産業技術総合研究所(産総研)は3月18日、封止材をアイオノマーに替えることで、長期の「PID(Potential-induced degradation)」試験(AIST法)においても劣化が見られないCIGS太陽電池モジュールを開発したと発表した。
同成果は、産総研 太陽光発電工学研究センター 太陽電池モジュール信頼性評価連携研究体の増田淳 連携研究体長、原浩二郎 主任研究員、ならびに先端産業プロセス・高効率化チームの柴田肇 研究チーム長、小牧弘典 研究員、上川由紀子 産総研特別研究員らによるもの。詳細は、2014年3月17~20日の期間で青山学院大学にて開催されている「第61回応用物理学会春季学術講演会」で、 久留米工業高等専門学校との連名として発表される。
PIDは、特定の条件下において、太陽電池モジュールに高電圧がかかり、出力が低下する現象で、モジュールやシステムの構成部材の種類、高温、高湿(水)、システム電圧などの条件が影響していると考えられてきた。近年の太陽光発電の世界的普及の影で、長期間の利用による経年劣化とは異なり、数カ月から数年の比較的短期間でも起こりうるPID現象による出力低下が問題視されるようになっている。
今回の研究は、そうしたPID現象がメガソーラーを中心に普及が進むCIGS対抗電池モジュールにておいても生じるのがどうかの検証として行われたもので、カバーガラス(白板ガラス)、封止材のEVAフィルム、CIGSサブモジュール、バックシートを重ね合わせて、真空ラミネートすることにより作製した標準型モジュールと、封止材にEVAフィルムの替わりにアイオノマーフィルムを用いた対策モジュールを作製し、その比較を行った。EVAの替わりに用いられたアイオノマーは、高い体積抵抗率を有しており、結晶シリコン太陽電池においても封止材に用いるとナトリウムイオンなどの拡散を防ぎ、高いPID耐性を示すことが知られていることから、今回の調査でも比較用途として用いられたという。
実際にPID試験(AIST法)により、結晶シリコンならびに薄膜シリコン太陽電池モジュール、標準型CIGS太陽電池モジュールの太陽電池特性の変化を評価したところ(試験条件は、-1000V、85℃、2時間~7日)、結晶シリコン太陽電池モジュールでは数時間、薄膜シリコン太陽電池モジュールでは3日の試験により出力が数%以下まで低下したが、標準型CIGS太陽電池モジュールでは、3日後で92%、7日後でも46%の出力を維持できることが確認された。研究グループでは、材料や構造、劣化メカニズムが異なるため単純に比較はできないとしつつも、同一PID試験条件で比較した場合、CIGS太陽電池はシリコン系太陽電池に比べて高いPID耐性をもつといえると説明するほか、詳細な検討を行った結果、CIGS太陽電池モジュールの劣化の主原因は、シリコン系太陽電池と同様にカバーガラスから拡散するナトリウムイオンなどであることが判明したとする。

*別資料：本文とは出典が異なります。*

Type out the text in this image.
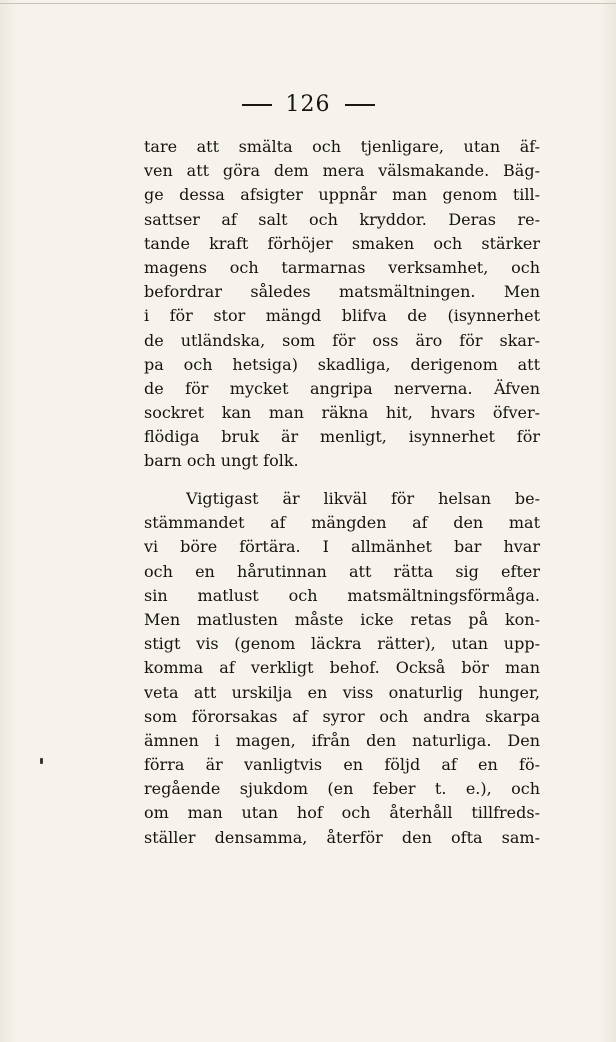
126
tare att smälta och tjenligare, utan äf-
ven att göra dem mera välsmakande. Bäg-
ge dessa afsigter uppnår man genom till-
sattser af salt och kryddor. Deras re-
tande kraft förhöjer smaken och stärker
magens och tarmarnas verksamhet, och
befordrar således matsmältningen. Men
i för stor mängd blifva de (isynnerhet
de utländska, som för oss äro för skar-
pa och hetsiga) skadliga, derigenom att
de för mycket angripa nerverna. Äfven
sockret kan man räkna hit, hvars öfver-
flödiga bruk är menligt, isynnerhet för
barn och ungt folk.
Vigtigast är likväl för helsan be-
stämmandet af mängden af den mat
vi böre förtära. I allmänhet bar hvar
och en hårutinnan att rätta sig efter
sin matlust och matsmältningsförmåga.
Men matlusten måste icke retas på kon-
stigt vis (genom läckra rätter), utan upp-
komma af verkligt behof. Också bör man
veta att urskilja en viss onaturlig hunger,
som förorsakas af syror och andra skarpa
ämnen i magen, ifrån den naturliga. Den
förra är vanligtvis en följd af en fö-
regående sjukdom (en feber t. e.), och
om man utan hof och återhåll tillfreds-
ställer densamma, återför den ofta sam-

この結果を受けて、PID試験前後の標準型モジュールとPID対策モジュールの出力相対値の変化を比較したところ(試験条件は、-1000V、85℃、~28日)、標準型モジュールの変換効率は、PID試験14日後に約30%まで低下したが、アイオノマーを用いたPID対策モジュールでは、試験28日後においても劣化は起こっていないことが確認されたという。
研究グループでは、今回実施したPID試験(AIST法)は、一般的なPID試験方法に比べてかなり過酷な試験条件であることから、そのような厳しい条件においてもCIGS太陽電池モジュールが高いPID耐性を示したことは、今後、詳細な検討が必要にはなるが、仮に屋外設置モジュールやほかのPID試験方法で劣化が起きても、今回の結果よりも小さいと考えられるとコメントするほか、部材の代替などにより対策も十分に可能であるとの見方を示しており、今後は、より詳細なメカニズムの解明やほかのPID試験方法での評価や屋外モジュールとの比較、ほかの対策技術の検討などを行っていく予定だとしている。